Teaching AI Systems to Understand Real-World Scenarios and Suggest Appropriate Responses

A critical next step in AI system development is applying common-sense knowledge to infer and react to a situation as a human would. When people communicate with each other, they don’t need to explicitly say everything about a situation to decide what an appropriate action would be. Humans can understand what is inferred, even when details are left out. Stony Brook researchers are leading a collaborative project to teach AI systems to make such interpretations.

Department of Computer Science faculty members, Niranjan Balasubramanian (PI) and Minh Hoai Nguyen (Co-PI) along with PhD grad students Heeyoung Kwon and Mahnaz Koupaee, and researchers from the University of Texas-Austin, the University of Maryland Baltimore County and the US Naval Academy, have received a $4.2 million DARPA KAIROS (Knowledge-directed Artificial Intelligence Reasoning Over Schemas) award for the project, entitled  “Structured Generative Models for Multi-modal Schema Learning.” 

The researchers plan to design new machine learning algorithms that can combine information from news and videos to understand how to determine which events are core to a situation and which are incidental. Based on the human ability to understand real-world scenarios using common-sense expectations, this research aims at creating AI systems that can use a similar process to predict what is likely to happen and generate an appropriate response.

“If an AI system were to understand descriptions of situations and reason about them, they need to possess the kinds of common-sense knowledge about events that we humans possess. Scaling this gap is going to be key to the next set of breakthroughs in AI,” said Balasubramanian.

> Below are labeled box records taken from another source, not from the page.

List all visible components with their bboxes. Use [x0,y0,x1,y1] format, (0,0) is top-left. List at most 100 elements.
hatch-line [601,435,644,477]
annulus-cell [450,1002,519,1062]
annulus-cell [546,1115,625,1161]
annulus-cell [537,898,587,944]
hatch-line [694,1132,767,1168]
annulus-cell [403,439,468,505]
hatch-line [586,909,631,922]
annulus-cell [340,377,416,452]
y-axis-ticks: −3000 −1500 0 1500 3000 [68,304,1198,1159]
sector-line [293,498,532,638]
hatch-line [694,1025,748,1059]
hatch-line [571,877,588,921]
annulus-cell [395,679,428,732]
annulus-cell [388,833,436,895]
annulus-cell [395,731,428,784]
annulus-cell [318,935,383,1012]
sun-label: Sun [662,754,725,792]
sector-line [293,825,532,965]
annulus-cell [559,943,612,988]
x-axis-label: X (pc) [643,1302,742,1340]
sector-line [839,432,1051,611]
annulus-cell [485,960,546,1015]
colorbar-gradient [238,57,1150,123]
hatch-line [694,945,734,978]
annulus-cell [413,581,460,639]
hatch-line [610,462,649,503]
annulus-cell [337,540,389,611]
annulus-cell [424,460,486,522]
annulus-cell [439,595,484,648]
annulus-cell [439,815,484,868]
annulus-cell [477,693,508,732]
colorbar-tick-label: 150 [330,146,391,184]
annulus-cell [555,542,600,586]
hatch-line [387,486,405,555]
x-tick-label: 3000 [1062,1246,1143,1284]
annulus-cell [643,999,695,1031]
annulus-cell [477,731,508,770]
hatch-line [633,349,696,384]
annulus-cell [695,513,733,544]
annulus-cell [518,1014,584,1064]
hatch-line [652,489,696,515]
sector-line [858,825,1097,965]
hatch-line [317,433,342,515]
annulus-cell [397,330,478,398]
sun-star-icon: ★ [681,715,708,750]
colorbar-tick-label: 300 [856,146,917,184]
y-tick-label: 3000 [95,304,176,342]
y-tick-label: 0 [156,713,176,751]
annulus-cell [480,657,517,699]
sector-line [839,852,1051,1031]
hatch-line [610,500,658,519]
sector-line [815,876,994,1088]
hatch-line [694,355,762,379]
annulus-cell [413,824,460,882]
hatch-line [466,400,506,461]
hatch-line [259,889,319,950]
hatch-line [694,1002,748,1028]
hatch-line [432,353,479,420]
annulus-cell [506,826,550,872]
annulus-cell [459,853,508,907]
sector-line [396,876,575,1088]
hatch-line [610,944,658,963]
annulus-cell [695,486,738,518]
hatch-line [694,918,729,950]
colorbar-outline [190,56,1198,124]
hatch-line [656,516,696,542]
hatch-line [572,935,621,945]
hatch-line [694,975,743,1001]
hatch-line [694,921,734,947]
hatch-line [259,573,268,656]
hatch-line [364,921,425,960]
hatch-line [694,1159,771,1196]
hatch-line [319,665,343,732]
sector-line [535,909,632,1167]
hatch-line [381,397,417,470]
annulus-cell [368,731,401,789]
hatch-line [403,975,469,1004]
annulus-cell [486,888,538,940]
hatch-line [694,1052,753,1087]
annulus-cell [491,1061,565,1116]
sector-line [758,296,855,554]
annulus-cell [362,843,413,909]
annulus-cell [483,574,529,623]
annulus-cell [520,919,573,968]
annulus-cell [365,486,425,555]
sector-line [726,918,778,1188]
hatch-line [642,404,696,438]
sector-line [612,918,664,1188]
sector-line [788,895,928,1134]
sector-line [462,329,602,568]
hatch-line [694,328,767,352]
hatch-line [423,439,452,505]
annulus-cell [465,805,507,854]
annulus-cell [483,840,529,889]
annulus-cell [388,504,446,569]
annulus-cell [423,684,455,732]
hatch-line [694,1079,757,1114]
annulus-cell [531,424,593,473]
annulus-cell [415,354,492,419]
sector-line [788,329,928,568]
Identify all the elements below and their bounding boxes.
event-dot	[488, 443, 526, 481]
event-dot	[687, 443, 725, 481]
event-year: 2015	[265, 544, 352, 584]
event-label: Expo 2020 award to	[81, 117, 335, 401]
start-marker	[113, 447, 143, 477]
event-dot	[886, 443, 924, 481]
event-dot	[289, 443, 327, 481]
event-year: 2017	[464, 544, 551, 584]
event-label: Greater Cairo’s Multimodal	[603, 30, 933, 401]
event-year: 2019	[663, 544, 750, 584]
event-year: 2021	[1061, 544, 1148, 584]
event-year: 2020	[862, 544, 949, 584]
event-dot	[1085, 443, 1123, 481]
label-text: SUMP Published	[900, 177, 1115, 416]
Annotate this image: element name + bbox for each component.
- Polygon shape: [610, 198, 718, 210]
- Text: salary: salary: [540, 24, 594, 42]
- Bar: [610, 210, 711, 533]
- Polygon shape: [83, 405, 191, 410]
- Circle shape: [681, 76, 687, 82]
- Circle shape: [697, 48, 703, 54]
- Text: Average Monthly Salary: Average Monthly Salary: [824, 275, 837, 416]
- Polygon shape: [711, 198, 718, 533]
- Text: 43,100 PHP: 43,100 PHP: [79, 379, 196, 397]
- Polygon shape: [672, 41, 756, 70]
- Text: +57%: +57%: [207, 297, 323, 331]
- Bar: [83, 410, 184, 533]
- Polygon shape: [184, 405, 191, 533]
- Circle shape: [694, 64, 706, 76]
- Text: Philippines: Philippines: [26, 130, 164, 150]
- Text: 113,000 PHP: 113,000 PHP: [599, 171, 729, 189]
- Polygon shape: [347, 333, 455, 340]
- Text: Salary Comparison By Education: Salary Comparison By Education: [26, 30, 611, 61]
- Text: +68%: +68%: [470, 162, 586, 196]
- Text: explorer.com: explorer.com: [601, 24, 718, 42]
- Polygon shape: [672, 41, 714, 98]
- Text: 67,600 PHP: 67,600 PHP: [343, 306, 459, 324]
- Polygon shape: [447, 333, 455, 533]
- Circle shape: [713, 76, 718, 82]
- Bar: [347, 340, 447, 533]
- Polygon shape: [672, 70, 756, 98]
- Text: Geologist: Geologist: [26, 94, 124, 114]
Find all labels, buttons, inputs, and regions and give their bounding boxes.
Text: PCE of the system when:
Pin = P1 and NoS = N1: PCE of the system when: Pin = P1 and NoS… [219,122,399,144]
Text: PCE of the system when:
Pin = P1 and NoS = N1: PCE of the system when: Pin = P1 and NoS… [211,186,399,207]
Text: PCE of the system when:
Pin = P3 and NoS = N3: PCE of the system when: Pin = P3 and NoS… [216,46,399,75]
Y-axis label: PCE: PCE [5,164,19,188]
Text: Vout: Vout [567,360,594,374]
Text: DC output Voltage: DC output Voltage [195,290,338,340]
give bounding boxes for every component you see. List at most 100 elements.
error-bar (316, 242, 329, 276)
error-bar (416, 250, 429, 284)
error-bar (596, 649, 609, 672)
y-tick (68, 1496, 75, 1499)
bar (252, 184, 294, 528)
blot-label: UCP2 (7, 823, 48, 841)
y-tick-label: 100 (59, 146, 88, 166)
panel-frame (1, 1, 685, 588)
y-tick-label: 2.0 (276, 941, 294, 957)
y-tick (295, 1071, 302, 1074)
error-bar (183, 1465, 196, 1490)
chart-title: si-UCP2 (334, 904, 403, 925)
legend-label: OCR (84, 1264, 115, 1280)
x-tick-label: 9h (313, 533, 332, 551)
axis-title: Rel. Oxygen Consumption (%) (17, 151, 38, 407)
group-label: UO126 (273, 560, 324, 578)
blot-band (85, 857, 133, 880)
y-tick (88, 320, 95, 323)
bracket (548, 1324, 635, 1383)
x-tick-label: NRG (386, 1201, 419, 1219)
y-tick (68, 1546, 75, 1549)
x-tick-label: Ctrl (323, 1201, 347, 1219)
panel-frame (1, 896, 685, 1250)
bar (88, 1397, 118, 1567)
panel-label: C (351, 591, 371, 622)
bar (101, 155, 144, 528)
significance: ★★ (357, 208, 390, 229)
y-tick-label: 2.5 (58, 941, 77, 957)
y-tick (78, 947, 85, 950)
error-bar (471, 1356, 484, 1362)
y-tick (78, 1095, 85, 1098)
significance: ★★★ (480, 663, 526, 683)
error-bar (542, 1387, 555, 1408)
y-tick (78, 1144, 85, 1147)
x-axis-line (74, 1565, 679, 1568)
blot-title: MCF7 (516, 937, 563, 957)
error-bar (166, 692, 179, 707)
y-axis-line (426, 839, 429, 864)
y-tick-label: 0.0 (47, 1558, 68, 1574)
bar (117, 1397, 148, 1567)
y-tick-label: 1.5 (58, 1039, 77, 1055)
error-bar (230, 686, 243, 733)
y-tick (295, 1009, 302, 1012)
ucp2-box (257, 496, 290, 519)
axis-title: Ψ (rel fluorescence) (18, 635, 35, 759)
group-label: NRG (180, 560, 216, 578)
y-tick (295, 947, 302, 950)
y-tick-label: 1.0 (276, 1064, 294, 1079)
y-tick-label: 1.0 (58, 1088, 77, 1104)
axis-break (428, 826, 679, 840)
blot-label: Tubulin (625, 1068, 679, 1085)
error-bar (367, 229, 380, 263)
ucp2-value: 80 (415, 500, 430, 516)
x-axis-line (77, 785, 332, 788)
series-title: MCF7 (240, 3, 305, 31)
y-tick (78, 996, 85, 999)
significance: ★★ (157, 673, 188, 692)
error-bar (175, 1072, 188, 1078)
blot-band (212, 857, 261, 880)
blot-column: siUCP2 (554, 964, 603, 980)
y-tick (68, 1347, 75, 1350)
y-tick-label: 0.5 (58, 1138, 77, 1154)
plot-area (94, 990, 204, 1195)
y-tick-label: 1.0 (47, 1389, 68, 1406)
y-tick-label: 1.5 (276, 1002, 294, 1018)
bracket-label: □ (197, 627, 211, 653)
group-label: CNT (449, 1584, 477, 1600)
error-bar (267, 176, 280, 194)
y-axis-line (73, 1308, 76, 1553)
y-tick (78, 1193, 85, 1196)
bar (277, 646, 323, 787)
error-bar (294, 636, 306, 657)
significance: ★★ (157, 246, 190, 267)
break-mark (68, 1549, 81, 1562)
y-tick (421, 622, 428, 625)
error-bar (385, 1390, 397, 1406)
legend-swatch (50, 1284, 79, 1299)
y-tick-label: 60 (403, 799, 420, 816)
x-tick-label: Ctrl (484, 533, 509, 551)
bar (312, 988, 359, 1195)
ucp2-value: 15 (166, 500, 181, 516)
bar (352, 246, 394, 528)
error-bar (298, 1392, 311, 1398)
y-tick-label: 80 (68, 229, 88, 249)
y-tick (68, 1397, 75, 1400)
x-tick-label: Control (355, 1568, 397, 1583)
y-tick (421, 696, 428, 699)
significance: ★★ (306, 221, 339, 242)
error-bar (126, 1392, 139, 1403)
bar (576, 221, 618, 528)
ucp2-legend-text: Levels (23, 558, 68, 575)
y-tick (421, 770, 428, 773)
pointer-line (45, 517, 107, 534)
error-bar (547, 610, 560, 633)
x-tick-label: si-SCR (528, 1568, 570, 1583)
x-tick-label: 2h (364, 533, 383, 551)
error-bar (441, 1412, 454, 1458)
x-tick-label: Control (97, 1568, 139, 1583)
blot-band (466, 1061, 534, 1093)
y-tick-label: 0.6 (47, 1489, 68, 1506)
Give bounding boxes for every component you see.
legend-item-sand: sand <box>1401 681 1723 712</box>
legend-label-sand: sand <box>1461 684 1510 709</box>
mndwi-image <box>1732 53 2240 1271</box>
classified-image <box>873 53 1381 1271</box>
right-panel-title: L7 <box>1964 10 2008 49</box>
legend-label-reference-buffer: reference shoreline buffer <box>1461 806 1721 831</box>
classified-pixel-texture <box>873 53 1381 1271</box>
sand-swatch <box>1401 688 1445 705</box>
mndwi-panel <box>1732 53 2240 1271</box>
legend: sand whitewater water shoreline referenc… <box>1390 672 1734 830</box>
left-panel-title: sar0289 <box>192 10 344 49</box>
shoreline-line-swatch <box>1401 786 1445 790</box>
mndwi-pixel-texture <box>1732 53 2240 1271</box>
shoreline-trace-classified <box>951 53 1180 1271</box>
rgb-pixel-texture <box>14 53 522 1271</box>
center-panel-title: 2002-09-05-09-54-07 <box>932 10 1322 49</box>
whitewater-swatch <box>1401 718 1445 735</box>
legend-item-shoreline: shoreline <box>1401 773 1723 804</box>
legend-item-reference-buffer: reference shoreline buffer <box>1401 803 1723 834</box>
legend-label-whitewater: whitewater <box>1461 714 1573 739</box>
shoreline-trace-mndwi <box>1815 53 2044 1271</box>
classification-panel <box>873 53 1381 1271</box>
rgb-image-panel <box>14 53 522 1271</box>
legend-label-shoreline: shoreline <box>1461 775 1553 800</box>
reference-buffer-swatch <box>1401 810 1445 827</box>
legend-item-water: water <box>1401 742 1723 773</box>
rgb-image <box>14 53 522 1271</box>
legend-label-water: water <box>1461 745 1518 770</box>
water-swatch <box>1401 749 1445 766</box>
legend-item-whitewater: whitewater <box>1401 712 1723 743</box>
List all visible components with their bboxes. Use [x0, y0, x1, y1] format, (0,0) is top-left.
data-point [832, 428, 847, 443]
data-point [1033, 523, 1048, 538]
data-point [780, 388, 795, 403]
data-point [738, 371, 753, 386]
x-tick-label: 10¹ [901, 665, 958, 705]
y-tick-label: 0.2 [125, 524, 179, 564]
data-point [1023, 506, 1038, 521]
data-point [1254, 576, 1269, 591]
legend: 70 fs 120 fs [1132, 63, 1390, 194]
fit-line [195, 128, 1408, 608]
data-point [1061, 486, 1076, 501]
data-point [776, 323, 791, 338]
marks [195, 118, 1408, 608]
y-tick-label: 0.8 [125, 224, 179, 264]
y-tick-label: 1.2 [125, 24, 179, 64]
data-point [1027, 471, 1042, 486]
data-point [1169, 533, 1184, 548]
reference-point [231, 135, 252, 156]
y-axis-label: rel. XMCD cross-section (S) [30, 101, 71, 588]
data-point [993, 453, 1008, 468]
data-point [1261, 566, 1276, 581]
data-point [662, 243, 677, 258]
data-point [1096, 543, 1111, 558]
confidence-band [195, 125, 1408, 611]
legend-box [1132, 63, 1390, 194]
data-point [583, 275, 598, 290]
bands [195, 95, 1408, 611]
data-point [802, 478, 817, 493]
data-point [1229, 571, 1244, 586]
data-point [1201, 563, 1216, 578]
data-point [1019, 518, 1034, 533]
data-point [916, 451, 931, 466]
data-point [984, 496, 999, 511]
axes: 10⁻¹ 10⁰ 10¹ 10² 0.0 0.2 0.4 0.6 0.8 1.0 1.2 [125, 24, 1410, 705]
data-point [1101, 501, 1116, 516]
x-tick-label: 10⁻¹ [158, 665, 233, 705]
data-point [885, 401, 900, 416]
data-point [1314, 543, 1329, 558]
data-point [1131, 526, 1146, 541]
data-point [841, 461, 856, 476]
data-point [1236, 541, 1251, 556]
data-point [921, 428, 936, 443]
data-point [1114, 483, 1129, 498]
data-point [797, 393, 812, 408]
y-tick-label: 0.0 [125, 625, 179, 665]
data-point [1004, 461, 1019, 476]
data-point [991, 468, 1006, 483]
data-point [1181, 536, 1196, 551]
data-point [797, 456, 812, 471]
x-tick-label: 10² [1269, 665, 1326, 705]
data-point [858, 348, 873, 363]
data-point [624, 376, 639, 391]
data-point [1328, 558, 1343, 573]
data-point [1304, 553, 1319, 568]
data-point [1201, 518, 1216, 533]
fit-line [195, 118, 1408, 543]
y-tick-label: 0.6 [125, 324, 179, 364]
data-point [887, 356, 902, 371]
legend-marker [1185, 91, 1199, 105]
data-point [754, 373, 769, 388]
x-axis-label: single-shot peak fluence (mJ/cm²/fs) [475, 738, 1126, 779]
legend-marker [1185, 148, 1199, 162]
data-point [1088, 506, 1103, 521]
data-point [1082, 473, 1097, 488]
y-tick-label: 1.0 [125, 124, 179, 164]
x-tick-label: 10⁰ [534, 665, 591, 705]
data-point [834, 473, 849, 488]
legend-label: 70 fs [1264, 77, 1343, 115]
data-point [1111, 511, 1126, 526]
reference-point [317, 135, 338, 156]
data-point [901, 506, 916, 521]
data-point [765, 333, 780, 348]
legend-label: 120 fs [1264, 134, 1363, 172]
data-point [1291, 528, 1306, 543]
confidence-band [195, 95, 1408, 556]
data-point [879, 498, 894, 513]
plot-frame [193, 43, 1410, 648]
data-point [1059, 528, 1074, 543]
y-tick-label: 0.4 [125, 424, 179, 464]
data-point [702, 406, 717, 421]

The cross-institution team assembled for this 54-month project includes some of the leading researchers in the field of learning event knowledge. They seek to create an AI system that can learn automatically from this type of rich common-sense knowledge about events from multimodal data: text, audio transcripts and videos.This project’s predictive-tracking tools will automate this process and help analysts decide when to provide critical services to the general population. 

"The confluence of natural language processing and computer vision brings in exciting new angles in the project and we are looking forward to new discoveries," said Samir Das, Chair of the Department of Computer Science in the College of Engineering and Applied Sciences at Stony Brook.

About the Researchers
Niranjan Balasubramanian (PI) ​is an Assistant Professor in the Department of Computer Science at Stony Brook University and a faculty member of the AI Institute. His research is motivated by the challenge of building systems that can extract, understand, and reason with information present in natural language texts. His research interests are in two broad areas: NLP and information retrieval. 

Minh Hoai Nguyen (Co-PI) is an Assistant Professor in the Department of Computer Science at Stony Brook University and a faculty member of the AI Institute. His research interests are in computer vision, machine learning and time series analysis with a focus on creating algorithms that recognize human actions, gestures and expressions in video. 

Editor’s note: The research team would like to thank Kathryn Joines and Kristen Ford of the Stony Brook University Office of Sponsored Programs, the Stony Brook University Grants Management team for their invaluable help with the proposal, agreement and post-award support, and Christine Cesaria for her immense role in helping with the grant preparation and continued administration of it from the Computer Science side.